FILING OF FORM 10-Q FOR CENTERPOINT ENERGY, INC.

Today, CenterPoint Energy, Inc. filed with the Securities and Exchange Commission (SEC) its Quarterly Report on Form 10-Q for the period ended September 30, 2009.  A copy of that report is available on the company’s Web site, www.CenterPointEnergy.com, under the Investors section.  Other filings the company makes with the SEC and other documents relating to its corporate governance can also be found on that site.

WEBCAST OF EARNINGS CONFERENCE CALL

CenterPoint Energy’s management will host an earnings conference call on Wednesday, October 28, 2009, at 10:30 a.m. Central time or 11:30 a.m. Eastern time.  Interested parties may listen to a live audio broadcast of the conference call at www.CenterPointEnergy.com.  A replay of the call can be accessed approximately two hours after the completion of the call and will be archived on the Web site for at least one year.

CenterPoint Energy, Inc., headquartered in Houston, Texas, is a domestic energy delivery company that includes electric transmission & distribution, natural gas distribution, competitive natural gas sales and services, interstate pipelines, and field services operations.  The company serves more than five million metered customers primarily in Arkansas, Louisiana, Minnesota, Mississippi, Oklahoma, and Texas. Assets total nearly $19 billion.  With about 8,800 employees, CenterPoint Energy and its predecessor companies have been in business for more than 135 years.  For more information, visit the Web site at www.CenterPointEnergy.com.

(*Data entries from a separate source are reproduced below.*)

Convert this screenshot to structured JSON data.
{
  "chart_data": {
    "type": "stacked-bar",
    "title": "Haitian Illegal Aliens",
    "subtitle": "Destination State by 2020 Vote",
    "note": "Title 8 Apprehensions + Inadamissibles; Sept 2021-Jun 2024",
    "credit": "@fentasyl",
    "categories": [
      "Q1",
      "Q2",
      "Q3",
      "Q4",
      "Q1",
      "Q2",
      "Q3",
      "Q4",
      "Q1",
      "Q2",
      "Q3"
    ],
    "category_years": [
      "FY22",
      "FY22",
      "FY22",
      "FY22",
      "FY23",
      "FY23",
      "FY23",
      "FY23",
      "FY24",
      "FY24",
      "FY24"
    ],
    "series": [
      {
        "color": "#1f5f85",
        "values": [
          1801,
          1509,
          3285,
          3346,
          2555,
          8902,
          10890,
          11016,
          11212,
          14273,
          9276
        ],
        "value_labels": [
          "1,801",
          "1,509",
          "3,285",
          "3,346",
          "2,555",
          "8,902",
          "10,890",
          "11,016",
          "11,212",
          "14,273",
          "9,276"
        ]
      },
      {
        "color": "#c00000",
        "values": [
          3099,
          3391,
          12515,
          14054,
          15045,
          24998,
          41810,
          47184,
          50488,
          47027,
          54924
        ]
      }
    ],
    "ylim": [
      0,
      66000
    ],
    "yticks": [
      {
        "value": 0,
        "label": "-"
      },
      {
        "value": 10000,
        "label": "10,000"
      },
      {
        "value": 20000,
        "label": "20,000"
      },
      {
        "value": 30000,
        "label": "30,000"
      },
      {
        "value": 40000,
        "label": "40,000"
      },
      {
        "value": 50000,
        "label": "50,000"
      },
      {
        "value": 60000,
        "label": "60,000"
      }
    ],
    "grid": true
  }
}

This news release includes forward-looking statements.  Actual events and results may differ materially from those projected.   The statements in this news release regarding future financial performance and results of operations and other statements that are not historical facts are forward-looking statements.  Factors that could affect actual results include the timing and outcome of appeals from the true-up proceedings, the timing and impact of future regulatory, legislative, and IRS decisions, effects of competition, weather variations, changes in CenterPoint Energy’s or its subsidiaries’ business plans, financial market conditions, the timing and extent of changes in commodity prices, particularly natural gas, the impact of unplanned facility outages, and other factors discussed in CenterPoint Energy’s and its subsidiaries’ Forms 10-K for the fiscal year ended December 31, 2008, CenterPoint Energy’s and its subsidiaries’ Forms 10-Q for the periods ended March 31, 2009, and June 30, 2009, CenterPoint Energy’s Form 10-Q for the period ended September 30, 2009, and other filings with the SEC.